Accuracy Achieved Using Decision Tree Computer Science Essay

Published: Last Edited:

This essay has been submitted by a student. This is not an example of the work written by our professional essay writers.

A Data Mining is nothing but extracting meaningful data from a huge data set. A class of database applications that look for hidden patterns in a group of data that can be used to predict future. Data warehousing is a process that must occur before any data mining can take place. In other words, data warehousing is the process of compiling and organizing data into one common database. Classification trees are used for the kind of Data Mining problem which are concerned with prediction. For e.g., whether the weather on a particular day will be "sunny", "rainy" or "cloudy". Popular classification techniques include decision trees, neural networks, nearest neighbour classifier, case-based reasoning, Genetic algorithm, Rough set approach, and Fuzzy set approaches. This survey paper describes various classification method in data mining for the user to detect fraud credit card, to predict dynamic stock exchange, using Bayes, KNN, and SVM. Multiple different classification algorithms are trained on the result set to build final classifier model based on tree. The best accuracy was obtained from decision tree compared to other classifiers.

Keywords -Decision Tree, Bayes Classifier, Support Vector Machine, KNN


In this paper, we present a data-based framework for user modelling that uses both unsupervised and supervised classification to discover and capture effective or ineffective student behaviours while interacting with exploratory learning environments.

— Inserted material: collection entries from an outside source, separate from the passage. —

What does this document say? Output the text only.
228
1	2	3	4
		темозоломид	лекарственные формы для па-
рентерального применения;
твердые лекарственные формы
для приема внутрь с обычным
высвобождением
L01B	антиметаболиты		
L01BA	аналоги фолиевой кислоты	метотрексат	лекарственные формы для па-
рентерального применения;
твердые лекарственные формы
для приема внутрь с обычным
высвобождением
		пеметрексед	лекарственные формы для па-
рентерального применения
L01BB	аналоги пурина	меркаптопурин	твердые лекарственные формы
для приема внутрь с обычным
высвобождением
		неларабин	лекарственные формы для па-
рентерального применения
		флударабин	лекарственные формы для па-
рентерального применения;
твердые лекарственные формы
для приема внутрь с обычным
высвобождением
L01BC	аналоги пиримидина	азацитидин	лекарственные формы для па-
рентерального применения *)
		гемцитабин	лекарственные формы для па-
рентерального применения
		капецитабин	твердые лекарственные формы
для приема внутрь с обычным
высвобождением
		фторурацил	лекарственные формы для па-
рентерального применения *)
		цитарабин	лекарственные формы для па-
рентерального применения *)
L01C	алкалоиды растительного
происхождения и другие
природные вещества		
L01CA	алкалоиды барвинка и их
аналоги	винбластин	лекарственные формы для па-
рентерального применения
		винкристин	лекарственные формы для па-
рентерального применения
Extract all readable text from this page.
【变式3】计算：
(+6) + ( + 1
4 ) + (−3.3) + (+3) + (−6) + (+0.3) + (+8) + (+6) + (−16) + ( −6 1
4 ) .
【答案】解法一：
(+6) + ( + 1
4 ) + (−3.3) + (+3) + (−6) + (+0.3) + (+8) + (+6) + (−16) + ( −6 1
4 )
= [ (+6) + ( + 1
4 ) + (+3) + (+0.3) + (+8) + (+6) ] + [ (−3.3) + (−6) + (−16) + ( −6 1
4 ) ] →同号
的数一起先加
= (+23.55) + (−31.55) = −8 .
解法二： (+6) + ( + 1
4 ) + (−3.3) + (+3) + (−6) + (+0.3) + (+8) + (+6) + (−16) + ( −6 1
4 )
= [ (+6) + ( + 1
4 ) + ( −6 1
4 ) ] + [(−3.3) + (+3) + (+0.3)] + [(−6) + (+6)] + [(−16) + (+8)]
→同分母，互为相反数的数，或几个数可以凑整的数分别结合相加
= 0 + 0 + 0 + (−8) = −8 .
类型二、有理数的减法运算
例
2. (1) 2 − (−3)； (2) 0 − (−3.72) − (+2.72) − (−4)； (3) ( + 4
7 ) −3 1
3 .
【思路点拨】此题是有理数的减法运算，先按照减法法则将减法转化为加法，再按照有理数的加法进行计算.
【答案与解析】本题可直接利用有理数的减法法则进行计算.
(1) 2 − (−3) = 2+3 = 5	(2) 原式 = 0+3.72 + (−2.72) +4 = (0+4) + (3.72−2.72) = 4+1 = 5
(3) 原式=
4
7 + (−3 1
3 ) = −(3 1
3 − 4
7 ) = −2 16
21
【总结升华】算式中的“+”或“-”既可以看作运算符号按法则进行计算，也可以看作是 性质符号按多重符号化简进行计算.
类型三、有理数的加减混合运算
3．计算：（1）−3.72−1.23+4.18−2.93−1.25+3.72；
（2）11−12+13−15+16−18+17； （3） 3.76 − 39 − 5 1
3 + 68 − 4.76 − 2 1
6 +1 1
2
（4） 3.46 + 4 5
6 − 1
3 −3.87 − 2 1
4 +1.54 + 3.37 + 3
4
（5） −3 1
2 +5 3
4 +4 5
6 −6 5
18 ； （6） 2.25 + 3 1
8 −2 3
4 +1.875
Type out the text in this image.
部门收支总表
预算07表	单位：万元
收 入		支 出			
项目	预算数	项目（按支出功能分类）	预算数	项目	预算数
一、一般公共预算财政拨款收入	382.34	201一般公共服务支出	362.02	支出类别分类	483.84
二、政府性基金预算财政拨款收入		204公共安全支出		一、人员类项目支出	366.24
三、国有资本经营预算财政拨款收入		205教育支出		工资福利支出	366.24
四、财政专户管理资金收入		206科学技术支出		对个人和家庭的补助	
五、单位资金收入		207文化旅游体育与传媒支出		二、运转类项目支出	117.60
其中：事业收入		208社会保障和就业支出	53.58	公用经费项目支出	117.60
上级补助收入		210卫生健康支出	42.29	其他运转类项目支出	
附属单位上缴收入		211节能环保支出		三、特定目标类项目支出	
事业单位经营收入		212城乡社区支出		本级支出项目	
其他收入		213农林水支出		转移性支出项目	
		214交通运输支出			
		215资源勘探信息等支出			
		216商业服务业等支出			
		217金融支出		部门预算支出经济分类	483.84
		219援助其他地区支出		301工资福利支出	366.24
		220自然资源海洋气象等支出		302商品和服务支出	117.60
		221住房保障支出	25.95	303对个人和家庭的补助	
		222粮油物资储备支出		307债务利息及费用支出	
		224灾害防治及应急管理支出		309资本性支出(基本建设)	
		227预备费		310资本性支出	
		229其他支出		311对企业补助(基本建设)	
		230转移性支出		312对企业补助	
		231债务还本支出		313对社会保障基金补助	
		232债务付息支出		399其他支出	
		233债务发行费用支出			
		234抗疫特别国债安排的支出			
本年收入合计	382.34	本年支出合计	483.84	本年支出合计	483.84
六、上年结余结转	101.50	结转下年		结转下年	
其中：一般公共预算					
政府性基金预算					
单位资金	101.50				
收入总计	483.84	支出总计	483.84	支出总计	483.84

A classification in data mining generally defines to predict categorical class labels (discrete or nominal) also classifies data (constructs a model) based on the training set and the values (class labels) in a classifying attribute and uses it in classifying new data.

A Machine learning is a self-configuring data structures that allow a computer to do things that would be called "intelligent" if a human did it. The process of machine learning is similar to that of data mining. Both systems search through data to look for patterns. However, instead of extracting data for human comprehension -- as is the case in data mining applications -- machine learning uses that data to improve the program's own understanding.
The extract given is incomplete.